Dabei besteht über die technisch-militärische Reaktion auf das russische Vorgehen gegen die Ukraine unter den 28 Bündnispartnern Einigkeit. Wichtigstes Element ist der Aufbau einer „Speerspitze“ innerhalb der Schnellen Eingreiftruppe der Nato. Geplant ist eine Art superschnelle Eingreiftruppe, die nicht binnen Wochen und Monaten, sondern in wenigen Tagen kampfbereit an jedem Ort im Bündnis verlegt werden kann.
Die Truppe soll etwa Brigadestärke haben, rund 4000 Mann, und aus Heer, Marine und Luftwaffe bestehen. Wie schon die Nato-Eingreiftruppe besteht die „Speerspitze“ aus nationalen Verbänden, die die Mitgliedstaaten im Rotationsverfahren bereitstellen und die, so lange sie nicht tatsächlich gebraucht werden, in ihren heimischen Kasernen bleiben.

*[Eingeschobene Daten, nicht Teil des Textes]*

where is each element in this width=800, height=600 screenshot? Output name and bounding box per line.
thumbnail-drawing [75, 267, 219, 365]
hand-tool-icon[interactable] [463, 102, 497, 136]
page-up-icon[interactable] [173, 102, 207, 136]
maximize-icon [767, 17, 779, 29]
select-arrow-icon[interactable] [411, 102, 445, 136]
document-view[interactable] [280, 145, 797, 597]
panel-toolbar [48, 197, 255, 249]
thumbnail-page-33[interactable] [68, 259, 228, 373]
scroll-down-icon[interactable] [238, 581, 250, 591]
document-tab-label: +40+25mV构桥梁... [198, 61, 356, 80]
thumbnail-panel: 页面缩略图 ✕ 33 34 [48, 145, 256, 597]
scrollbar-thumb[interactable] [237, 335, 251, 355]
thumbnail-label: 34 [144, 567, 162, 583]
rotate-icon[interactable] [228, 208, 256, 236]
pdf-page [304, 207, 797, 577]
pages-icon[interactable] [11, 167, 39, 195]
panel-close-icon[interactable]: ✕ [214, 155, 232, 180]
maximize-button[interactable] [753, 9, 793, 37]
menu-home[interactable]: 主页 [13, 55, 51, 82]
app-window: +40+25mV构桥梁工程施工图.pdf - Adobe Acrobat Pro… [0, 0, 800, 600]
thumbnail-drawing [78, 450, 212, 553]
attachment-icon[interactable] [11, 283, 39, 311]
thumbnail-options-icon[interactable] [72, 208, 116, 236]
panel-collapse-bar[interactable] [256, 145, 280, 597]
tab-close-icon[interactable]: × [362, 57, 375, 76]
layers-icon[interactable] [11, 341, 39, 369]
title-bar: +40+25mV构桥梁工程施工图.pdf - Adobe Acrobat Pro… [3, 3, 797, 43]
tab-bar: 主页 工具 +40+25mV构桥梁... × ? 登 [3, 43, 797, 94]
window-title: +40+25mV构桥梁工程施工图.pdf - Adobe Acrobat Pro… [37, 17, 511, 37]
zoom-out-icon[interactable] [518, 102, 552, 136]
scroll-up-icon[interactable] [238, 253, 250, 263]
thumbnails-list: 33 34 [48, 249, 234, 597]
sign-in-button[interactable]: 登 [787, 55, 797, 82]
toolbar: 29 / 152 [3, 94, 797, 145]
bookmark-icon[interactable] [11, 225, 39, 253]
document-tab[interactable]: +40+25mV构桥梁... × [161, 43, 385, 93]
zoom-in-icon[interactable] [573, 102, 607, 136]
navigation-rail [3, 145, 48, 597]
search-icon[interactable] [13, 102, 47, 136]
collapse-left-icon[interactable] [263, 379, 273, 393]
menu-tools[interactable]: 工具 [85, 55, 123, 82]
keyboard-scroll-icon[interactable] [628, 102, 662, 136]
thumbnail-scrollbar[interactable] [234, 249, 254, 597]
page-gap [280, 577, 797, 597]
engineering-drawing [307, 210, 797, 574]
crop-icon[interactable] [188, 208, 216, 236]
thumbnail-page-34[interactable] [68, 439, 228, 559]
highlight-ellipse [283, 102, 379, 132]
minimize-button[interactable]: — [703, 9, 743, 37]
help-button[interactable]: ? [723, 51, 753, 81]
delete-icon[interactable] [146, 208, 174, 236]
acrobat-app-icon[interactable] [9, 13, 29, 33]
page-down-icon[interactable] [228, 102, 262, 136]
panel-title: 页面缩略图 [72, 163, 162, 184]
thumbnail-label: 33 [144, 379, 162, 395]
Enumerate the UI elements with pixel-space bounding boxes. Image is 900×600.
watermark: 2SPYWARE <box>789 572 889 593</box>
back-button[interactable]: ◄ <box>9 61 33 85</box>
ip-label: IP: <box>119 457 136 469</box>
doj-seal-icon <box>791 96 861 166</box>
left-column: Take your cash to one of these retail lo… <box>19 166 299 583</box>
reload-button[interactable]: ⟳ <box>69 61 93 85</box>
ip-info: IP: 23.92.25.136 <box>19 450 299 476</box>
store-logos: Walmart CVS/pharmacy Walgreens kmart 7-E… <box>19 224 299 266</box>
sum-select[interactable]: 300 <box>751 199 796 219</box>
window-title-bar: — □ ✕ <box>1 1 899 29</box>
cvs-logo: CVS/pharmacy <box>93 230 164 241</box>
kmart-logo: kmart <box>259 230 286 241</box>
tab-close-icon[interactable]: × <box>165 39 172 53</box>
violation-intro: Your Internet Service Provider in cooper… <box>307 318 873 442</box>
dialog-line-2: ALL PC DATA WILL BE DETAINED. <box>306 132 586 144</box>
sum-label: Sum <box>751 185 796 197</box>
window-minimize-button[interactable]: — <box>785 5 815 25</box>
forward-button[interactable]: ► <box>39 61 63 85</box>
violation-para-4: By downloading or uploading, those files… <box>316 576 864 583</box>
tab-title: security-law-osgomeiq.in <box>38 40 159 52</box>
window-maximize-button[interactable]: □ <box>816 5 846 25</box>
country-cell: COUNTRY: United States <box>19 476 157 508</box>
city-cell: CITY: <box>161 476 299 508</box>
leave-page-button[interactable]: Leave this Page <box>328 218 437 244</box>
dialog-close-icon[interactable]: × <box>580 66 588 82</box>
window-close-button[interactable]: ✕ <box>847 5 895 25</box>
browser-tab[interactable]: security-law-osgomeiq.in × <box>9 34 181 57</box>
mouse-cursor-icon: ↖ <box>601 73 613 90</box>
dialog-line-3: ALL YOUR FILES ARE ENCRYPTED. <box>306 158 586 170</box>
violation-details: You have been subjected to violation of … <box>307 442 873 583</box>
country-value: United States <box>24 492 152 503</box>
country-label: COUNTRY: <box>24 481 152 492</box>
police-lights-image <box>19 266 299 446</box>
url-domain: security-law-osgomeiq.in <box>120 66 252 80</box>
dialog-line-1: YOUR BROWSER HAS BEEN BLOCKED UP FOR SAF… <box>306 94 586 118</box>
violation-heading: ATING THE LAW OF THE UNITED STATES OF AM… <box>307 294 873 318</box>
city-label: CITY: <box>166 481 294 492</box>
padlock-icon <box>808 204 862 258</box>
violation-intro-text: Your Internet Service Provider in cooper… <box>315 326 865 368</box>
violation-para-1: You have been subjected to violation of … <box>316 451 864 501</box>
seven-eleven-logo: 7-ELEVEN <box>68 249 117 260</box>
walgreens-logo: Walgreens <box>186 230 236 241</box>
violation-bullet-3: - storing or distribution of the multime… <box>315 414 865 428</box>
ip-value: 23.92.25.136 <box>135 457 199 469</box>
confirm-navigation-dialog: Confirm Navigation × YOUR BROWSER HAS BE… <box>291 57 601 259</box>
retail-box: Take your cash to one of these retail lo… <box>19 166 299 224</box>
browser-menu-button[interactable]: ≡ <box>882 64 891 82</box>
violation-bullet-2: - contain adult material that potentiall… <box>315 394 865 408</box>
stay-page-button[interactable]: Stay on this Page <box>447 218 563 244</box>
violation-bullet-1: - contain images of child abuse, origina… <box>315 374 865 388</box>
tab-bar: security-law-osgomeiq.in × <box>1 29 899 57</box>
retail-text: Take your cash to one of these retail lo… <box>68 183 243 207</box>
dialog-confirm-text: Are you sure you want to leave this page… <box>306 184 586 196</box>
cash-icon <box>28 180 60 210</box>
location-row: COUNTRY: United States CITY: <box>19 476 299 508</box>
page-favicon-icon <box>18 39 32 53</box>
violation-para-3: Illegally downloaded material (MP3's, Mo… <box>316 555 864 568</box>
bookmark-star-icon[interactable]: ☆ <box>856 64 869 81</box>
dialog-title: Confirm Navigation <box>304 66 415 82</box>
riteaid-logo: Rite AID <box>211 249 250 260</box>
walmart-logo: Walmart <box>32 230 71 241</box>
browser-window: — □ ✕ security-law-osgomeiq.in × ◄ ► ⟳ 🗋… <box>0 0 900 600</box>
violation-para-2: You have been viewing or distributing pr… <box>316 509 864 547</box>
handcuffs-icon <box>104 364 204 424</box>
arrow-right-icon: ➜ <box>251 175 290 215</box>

Die Nato macht keinerlei Hehl daraus, wo sie den neuen Gegner sieht: im einstigen Partner Russland. Damit die „Speerspitze“ wirksam agieren kann, sollen Logistiker aus Bündnisarmeen dauerhaft in den Grenzstaaten zu Russland stationiert werden, vor allem also im Baltikum und in Polen. Sie sollen dafür sorgen, dass Kasernen, Flugplätze, Depots und andere Infrastruktur im Notfall sofort verfügbar sind. Für die Stabsarbeit steht der deutsch-dänische-polnische Stab in Stettin zur Verfügung.
Beistandsklausel soll für alle Bündnismitglieder gelten
Das alles soll verhindern, dass die Nato unvorbereitet zuschauen müsste, wenn Russland in einem Nato-Land das gleiche Spiel mit Unschuldsmiene und Uniformierten ohne Hoheitsabzeichen wie in der Ukraine anfängt. „Die Nato muss eine überzeugende Antwort auf die veränderten Bedingungen finden“, heißt es dazu in deutschen Regierungskreisen. Und klar müsse auch sein: „Die Beistandsklausel (des Nato-Vertrags) gilt für alle Staaten des Bündnisses.“
So unstrittig dieser militärische Teil ist, so uneinig ist sich die Allianz über den künftigen politischen Umgang mit dem einstigen Partnerland Russland. Kanzlerin Angela Merkel bekräftigt am Mittwoch noch einmal, dass Deutschland an der Nato-Russland-Grundlagenakte festhalten will. In deutschen Regierungskreisen wird das als prinzipielle Frage behandelt: „Wir wollen vertragstreu sein“, sagt ein hochrangiger Diplomat – gerade weil Putin Abkommen etwa über die Garantie der Grenzen der Ukraine „klar verletzt“ habe.
Andere in der Nato sehen dagegen keinen Sinn mehr darin, sich jetzt noch an die Abmachung zu halten, die 1997 den Nato-Russland-Rat begründete. Darin verpflichtet sich das Bündnis, keine „substanziellen Kampftruppen“ in seinen östlichen Mitgliedstaaten dauerhaft zu stationieren. In Polen und im Baltikum aber drängen die Regierungen darauf, dass genau das geschieht.
Ihr Kalkül ist aus deutscher Sicht sogar nachzuvollziehen. Auch in der Bundesrepublik galten die Kasernen der Alliierten als beste Rückversicherung, dass die Verbündeten ihre Beistandsverpflichtung im Ernstfall ernst nehmen. Doch in Berlin mag man einfach noch nicht glauben, dass Putins Russland schon zur neuen Sowjetunion mutiert ist, mit der sich nicht mehr vernünftig reden lässt.